On Three-Algebra and Bi-Fundamental Matter Amplitudes and Integrability of Supergravity

TL;DR

This paper investigates the structure of tree-level amplitudes in bi-fundamental matter theories using Lie three-algebras, revealing dimension-dependent relations and connections to supergravity integrability.

Contribution

It derives Kleiss-Kuijf-like relations and explores color-kinematics duality in bi-fundamental theories, highlighting differences across dimensions and linking to supergravity integrability.

Findings

Color-kinematics duality exists in 2D but not in higher dimensions.

Four- and six-point amplitudes are related between theories, explaining previous results.

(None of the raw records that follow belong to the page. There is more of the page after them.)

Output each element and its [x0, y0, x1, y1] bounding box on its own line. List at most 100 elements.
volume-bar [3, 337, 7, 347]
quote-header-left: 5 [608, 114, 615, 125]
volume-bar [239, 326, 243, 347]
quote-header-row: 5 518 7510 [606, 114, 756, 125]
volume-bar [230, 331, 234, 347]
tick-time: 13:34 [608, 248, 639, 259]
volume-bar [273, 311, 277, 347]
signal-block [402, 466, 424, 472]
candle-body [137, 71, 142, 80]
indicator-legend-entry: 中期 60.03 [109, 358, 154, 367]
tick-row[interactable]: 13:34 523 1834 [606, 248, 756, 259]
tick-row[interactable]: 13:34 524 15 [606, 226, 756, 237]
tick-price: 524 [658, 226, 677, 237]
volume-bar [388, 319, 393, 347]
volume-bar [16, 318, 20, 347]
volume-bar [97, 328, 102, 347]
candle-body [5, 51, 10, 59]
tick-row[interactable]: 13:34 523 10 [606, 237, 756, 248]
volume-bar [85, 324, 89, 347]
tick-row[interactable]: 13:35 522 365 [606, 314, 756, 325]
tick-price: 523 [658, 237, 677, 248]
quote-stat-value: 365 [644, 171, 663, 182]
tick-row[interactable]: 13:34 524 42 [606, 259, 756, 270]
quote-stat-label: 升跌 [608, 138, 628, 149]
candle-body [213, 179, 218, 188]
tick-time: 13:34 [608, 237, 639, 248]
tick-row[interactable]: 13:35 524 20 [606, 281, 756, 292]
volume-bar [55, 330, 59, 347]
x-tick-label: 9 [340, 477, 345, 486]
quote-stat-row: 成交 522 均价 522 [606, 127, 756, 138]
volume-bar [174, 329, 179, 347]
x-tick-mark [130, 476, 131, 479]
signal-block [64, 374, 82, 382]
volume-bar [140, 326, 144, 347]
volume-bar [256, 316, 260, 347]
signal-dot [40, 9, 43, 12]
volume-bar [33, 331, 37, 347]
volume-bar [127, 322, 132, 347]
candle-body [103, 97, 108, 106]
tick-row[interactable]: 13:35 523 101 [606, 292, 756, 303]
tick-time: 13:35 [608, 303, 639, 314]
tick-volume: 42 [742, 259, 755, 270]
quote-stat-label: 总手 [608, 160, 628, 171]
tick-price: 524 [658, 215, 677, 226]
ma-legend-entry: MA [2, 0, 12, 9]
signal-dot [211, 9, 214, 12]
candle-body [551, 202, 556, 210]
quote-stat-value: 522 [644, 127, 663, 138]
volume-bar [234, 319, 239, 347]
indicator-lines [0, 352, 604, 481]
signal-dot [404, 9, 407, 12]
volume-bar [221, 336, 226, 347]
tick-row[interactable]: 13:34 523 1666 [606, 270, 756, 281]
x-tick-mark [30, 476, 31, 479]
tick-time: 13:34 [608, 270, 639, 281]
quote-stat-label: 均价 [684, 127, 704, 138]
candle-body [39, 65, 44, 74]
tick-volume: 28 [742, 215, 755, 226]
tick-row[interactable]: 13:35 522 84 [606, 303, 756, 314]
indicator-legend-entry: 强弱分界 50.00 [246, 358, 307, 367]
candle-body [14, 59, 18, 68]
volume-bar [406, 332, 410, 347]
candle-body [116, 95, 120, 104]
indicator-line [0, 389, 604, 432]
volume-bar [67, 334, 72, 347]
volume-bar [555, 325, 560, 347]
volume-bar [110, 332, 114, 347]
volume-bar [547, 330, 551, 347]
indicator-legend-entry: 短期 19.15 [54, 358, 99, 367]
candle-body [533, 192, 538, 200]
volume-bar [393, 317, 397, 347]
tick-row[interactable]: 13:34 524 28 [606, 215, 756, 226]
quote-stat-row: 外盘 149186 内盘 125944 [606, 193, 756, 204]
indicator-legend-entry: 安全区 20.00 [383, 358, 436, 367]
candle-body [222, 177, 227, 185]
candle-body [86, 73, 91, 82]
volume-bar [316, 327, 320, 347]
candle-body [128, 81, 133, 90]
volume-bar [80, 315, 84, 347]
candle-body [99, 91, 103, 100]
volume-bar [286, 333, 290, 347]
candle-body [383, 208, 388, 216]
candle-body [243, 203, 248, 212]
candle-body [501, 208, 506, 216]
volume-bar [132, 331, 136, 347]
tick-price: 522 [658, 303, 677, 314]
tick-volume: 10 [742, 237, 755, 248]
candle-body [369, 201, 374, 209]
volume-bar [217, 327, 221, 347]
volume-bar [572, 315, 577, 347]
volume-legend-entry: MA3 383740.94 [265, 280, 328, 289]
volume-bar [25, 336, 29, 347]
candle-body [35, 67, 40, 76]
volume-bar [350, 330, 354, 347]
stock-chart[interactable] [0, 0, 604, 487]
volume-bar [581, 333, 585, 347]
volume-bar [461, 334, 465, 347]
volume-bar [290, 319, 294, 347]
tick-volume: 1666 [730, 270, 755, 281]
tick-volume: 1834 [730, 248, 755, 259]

In 2D, amplitudes satisfy Yang-Baxter equations and vanish as expected from integrability.

Abstract

We explore tree-level amplitude relations for SU(N)xSU(M) bi-fundamental matter theories. Embedding the group-theory structure in a Lie three-algebra, we derive Kleiss-Kuijf-like relations for bi-fundamental matter theories in general dimension. We investigate the three-algebra color-kinematics duality for these theories. Unlike the Yang-Mills two-algebra case, the three-algebra Bern-Carrasco-Johansson relations depend on the spacetime dimension and on the detailed symmetry properties of the structure constants. We find the presence of such relations in three and two dimensions, and absence in D>3. Surprisingly, beyond six point, such relations are absent in the Aharony-Bergman-Jafferis-Maldacena theory for general gauge group, while the Bagger-Lambert-Gustavsson theory, and its supersymmetry truncations, obey the color-kinematics duality like clockwork. At four and six points the relevant partial amplitudes of the two theories are bijectively related, explaining previous results in the literature. In D=2 the color-kinematics duality gives results consistent with integrability of two-dimensional $\mathcal{N}=16$ supergravity: The four-point amplitude satisfies a Yang-Baxter equation; the six- and eight-point amplitudes vanish for certain kinematics away from factorization channels, as expected from integrability.